Finansman Araçlarında Çeşitlilik Şart
Türkiye’de reel sektörün daha güçlü, sağlıklı ve uzun vadeli kaynaklara erişebilmesi için:
Makroekonomik göstergelerin iyileştirilmesi,
Sermaye piyasalarının derinleştirilmesi,
Hukuki güven ortamının sağlanması,
Tahvil piyasası için ikincil piyasa likiditesinin artırılması büyük önem taşımaktadır.
Bankalar ekonomik sistemin en önemli finansal aktörleri olarak faaliyet gösterir.
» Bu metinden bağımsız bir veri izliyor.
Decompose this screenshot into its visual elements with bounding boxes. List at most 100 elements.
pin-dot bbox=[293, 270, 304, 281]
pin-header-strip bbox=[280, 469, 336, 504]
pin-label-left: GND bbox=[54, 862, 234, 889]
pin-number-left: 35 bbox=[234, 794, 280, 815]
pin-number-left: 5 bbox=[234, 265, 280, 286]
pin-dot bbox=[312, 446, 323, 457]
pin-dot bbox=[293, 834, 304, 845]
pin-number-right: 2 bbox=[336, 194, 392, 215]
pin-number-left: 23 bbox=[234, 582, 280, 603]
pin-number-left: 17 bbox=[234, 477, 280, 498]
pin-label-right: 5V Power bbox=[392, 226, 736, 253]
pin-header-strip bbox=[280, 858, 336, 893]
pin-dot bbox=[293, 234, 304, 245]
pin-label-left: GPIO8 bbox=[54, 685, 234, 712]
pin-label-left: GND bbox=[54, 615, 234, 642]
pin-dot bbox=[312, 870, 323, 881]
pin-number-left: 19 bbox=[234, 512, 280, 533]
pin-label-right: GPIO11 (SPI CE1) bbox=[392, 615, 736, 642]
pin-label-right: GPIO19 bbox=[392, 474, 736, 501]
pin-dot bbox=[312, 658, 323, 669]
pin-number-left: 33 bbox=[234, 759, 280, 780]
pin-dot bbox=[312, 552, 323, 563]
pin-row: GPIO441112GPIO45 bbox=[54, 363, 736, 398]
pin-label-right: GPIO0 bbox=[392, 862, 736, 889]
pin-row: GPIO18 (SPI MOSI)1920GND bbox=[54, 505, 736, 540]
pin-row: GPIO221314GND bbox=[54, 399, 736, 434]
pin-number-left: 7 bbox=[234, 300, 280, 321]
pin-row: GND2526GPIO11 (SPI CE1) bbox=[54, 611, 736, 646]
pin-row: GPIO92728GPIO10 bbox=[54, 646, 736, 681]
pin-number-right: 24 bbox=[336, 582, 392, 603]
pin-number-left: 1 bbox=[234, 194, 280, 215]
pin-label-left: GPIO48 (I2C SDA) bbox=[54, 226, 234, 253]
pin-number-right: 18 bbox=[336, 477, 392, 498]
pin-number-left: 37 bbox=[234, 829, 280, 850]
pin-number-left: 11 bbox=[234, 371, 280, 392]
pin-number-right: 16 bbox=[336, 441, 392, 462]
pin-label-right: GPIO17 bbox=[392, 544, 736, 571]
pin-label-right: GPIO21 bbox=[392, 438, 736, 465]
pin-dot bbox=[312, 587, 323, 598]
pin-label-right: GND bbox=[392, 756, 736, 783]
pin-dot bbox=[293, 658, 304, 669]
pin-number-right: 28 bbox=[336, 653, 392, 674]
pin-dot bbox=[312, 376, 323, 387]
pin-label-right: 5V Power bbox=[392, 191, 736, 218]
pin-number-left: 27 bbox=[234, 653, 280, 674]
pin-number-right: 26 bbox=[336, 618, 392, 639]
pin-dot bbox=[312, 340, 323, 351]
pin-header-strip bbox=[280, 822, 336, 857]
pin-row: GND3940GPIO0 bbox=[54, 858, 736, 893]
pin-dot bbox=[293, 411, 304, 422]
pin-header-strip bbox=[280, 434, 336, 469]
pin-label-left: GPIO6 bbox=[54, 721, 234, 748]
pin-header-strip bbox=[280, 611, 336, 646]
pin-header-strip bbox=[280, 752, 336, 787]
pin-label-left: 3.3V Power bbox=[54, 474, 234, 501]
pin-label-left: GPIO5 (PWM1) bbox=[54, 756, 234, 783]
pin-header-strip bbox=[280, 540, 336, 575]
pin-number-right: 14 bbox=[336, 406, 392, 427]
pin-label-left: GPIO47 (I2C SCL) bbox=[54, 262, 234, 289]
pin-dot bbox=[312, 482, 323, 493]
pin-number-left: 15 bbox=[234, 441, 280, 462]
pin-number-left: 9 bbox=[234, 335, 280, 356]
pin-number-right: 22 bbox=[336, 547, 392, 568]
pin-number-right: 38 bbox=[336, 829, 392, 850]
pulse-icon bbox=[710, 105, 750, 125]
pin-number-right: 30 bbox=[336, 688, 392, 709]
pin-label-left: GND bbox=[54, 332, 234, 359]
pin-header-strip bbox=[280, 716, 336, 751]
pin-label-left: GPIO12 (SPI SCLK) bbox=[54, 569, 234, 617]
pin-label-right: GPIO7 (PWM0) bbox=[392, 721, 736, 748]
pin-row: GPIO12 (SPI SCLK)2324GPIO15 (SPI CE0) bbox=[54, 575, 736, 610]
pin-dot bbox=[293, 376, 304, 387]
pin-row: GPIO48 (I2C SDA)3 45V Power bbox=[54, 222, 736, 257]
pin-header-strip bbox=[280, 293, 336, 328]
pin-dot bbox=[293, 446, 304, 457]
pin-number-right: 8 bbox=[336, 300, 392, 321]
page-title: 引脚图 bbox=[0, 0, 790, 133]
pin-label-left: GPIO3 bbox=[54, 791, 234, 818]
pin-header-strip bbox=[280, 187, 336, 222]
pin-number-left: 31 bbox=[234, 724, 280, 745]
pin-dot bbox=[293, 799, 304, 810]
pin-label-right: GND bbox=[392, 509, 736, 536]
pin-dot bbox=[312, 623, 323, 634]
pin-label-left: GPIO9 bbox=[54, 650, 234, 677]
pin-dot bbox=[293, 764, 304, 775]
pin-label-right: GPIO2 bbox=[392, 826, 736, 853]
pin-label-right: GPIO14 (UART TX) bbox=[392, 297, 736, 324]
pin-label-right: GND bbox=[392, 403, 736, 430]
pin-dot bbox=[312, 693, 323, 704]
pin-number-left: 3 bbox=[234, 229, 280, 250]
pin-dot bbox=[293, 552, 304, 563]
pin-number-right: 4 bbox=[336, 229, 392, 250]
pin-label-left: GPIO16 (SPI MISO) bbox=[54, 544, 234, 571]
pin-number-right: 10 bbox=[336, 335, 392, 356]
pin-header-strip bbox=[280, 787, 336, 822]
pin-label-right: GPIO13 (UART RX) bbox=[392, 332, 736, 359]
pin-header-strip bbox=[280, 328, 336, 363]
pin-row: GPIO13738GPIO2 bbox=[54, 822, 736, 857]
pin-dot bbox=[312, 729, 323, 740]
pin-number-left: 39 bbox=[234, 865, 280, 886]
Her banka özünde kâr amacı güden bir ticari kuruluştur.
Kredi verirken öncelikle kendi risklerini ve menfaatlerini gözetmek zorundadır. Kullandırdıkları kredilerin faiz oranı veya kar payı, komisyon yapısı, vade şartları da bu doğrultuda belirlenmektedir.
Bugün piyasada bileşik faiz oranları TL cinsi kredilerde %60-65, döviz cinsi kredilerde ise %14-16 bandındadır.
Ayrıca bankaların sigorta, dosya masrafı, kredi tahsis ücreti ve banka ürün satışları gibi birçok kalemi kredi paketine dahil ettiği görülüyor.
Yani faiz veya kar payı dışında çok sayıda gizli maliyetle karşı karşıya kalınıyor.
Firmalar bu şartlar altında yalnızca finansmana erişmekle kalmıyor aynı zamanda ağır bir maliyet yükünü de sırtlanıyorlar.
Bankalar, firmalara kredi limitleri oluştururken sektörel karlılık oranlarına azami dikkat ederler. Ancak burada ciddi bir çelişki var. Bankalar kredi tahsisinde sektörün brüt kâr marjlarını esas alırken, mevcut kredi maliyetleri bu oranları çoktan aşmış durumdadır.
Brüt kâr marjı sektörlere göre ortalama %25-30 arasında değişirken, firmalar %65’in üzerinde bileşik faizle TL borçlanıyor.
Bu koşullarda, kâr eden değil borcunu çevirebilen firma başarılı kabul ediliyor. Bu ne finansal sürdürülebilirliğe ne de sağlıklı bir ekonomiye hizmet eder.
Şu an firmalar yalnızca yüksek faizle değil aynı zamanda yüksek enflasyon, düşük iç talep, yüksek maliyetler, düşük kâr, kur baskısı, iç ve dış pazarlardaki daralma, krediye erişim ve jeopolitik risklerle mücadele etmek zorunda kalıyor.
İhracatçı firmalar için döviz kuru reel anlamda destekleyici olmaktan çıkmış, rekabet gücünü zayıflatıcı bir unsura dönüşmüştür.
Bu koşullar altında firmaların ayakta kalması tesadüf değil direnç ve stratejik yönetimin bir sonucudur. Ama bu direncin ne kadar sürdürülebileceği ise meçhuldür.
Bugün konkordato alan, iflas eden şirketlere şaşırmak yerine bu ortamda hâlâ üretmeye, istihdam yaratmaya, ihracat yapmaya devam eden firmalara hayranlık duymalıyız.
Asıl konuşulması gereken, bu firmaların nasıl hayatta kaldığı ve ne tür stratejiler geliştirdiğidir. Zira bu firmalar sadece kendi faaliyetlerini değil aynı zamanda ekonominin can damarlarını da ayakta tutmaktadır.
Enflasyonla mücadele elbette gereklidir.Ancak bunu yaparken reel sektörü göz ardı etmek hastayı tedavi ederken organlarını iflas ettirmek gibidir.
Faiz politikaları ve sıkılaşma adımları kısa vadede enflasyonu aşağı çekebilir ama ardında üretim yapamayan, borç yükü altında ezilen ve finansmana erişemeyen bir özel sektör kalırsa bu başarı neye yarar?
Bugün geldiğimiz noktada reel sektörün sesine daha fazla kulak verilmesi gerekiyor.
Kredi maliyetlerinin düşürülmesi, finansmana erişimin kolaylaştırılması ve firmaların üzerindeki dolaylı maliyetlerin azaltılması şarttır.
Aksi takdirde sadece bugünü değil yarının üretim kapasitesini ve ekonomik bağımsızlığını tehlikeye atmış oluruz.